1. Nitrergic neurons regulate gastrointestinal (GI) activity and their dysfunction has been associated with various GI diseases. Nitric oxide (NO) typically relaxes GI smooth muscle, but nitrergic contractions also occur. Although guanylate cyclase is well established as mediating nitrergic GI relaxation, its role in contraction remains uncertain.

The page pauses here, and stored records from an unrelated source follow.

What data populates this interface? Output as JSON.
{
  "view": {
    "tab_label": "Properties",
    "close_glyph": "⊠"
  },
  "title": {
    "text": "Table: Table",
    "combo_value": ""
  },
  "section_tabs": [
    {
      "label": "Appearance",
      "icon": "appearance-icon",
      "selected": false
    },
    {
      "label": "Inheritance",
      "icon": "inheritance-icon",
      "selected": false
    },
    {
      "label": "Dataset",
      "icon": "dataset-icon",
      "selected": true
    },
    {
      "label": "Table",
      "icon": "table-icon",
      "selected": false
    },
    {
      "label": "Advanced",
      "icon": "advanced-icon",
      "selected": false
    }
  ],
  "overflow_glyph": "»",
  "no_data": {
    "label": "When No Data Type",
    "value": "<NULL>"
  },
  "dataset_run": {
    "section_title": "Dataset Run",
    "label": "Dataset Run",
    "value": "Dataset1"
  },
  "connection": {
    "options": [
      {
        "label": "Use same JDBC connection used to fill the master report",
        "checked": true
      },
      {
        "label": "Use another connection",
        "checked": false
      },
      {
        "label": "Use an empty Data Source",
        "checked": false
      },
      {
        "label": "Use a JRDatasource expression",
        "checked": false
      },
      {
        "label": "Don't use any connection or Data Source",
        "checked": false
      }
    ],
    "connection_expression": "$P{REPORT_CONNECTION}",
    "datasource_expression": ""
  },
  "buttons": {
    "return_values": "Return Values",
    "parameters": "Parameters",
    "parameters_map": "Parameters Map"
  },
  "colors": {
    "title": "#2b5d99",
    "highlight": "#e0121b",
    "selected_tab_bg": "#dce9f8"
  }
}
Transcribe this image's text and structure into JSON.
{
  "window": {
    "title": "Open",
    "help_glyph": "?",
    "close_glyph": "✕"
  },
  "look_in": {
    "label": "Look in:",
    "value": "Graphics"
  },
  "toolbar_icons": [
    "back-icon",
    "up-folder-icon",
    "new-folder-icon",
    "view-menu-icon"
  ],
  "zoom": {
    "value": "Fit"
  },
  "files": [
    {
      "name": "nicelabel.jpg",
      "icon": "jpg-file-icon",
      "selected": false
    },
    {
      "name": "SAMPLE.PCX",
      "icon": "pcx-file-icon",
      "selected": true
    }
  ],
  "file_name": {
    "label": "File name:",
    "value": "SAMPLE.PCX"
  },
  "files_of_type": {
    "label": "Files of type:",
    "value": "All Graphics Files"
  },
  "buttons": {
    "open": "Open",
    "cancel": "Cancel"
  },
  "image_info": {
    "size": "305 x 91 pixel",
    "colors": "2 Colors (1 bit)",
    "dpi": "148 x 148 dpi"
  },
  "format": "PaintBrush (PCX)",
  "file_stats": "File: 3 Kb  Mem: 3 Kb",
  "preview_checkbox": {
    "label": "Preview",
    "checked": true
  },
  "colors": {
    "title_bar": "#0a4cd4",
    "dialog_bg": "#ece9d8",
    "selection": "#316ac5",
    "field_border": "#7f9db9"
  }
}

2. We used electrical field stimulation (EFS; 0.3 msec pulses, three trains of 1.2 s width, 2 Hz, at 30 s intervals) to evoke biphasic contraction–relaxation responses in rat ileum strips (longitudinal muscle–myenteric plexus preparations), mediated by the endogenous nitrergic transmitter, under non‐adrenergic, non‐cholinergic (NANC) conditions (1 μmol/L atropine and 4 μmol/L guanethidine).
3. All EFS responses were abolished by tetrodotoxin (1 μmol/L). Inhibition of NO synthase with Nω‐nitro‐l‐arginine‐methyl‐ester (l‐NAME; 100 and 300 μmol/L) prevented both EFS‐evoked contractions and relaxations. l‐Arginine (3 mmol/L) reversed l‐NAME inhibition, primarily restoring contractions and suggesting that these require lower nitrergic transmitter levels than relaxations.
4. Pretreatment of preparations with subrelaxant concentrations of sodium nitroprusside (1 μmol/L) selectively desensitized EFS‐evoked contractions without affecting relaxations, suggesting different downstream mechanisms. Nevertheless, the selective guanylate cyclase inhibitor 1H‐[1,2,4]oxadiazolo[4,3‐a]quinoxalin‐1‐one (3 and 10 μmol/L) inhibited both nitrergic contractions and relaxations, indicating that guanylate cyclase activation is required for both responses.
5. The results of the present study support the hypothesis that the endogenous nitrergic transmitter differentially regulates guanylate cyclase, leading to either contractions or relaxations depending on its concentrations, thus providing additional insight into the regulation of ileum contractility by nitrergic activity.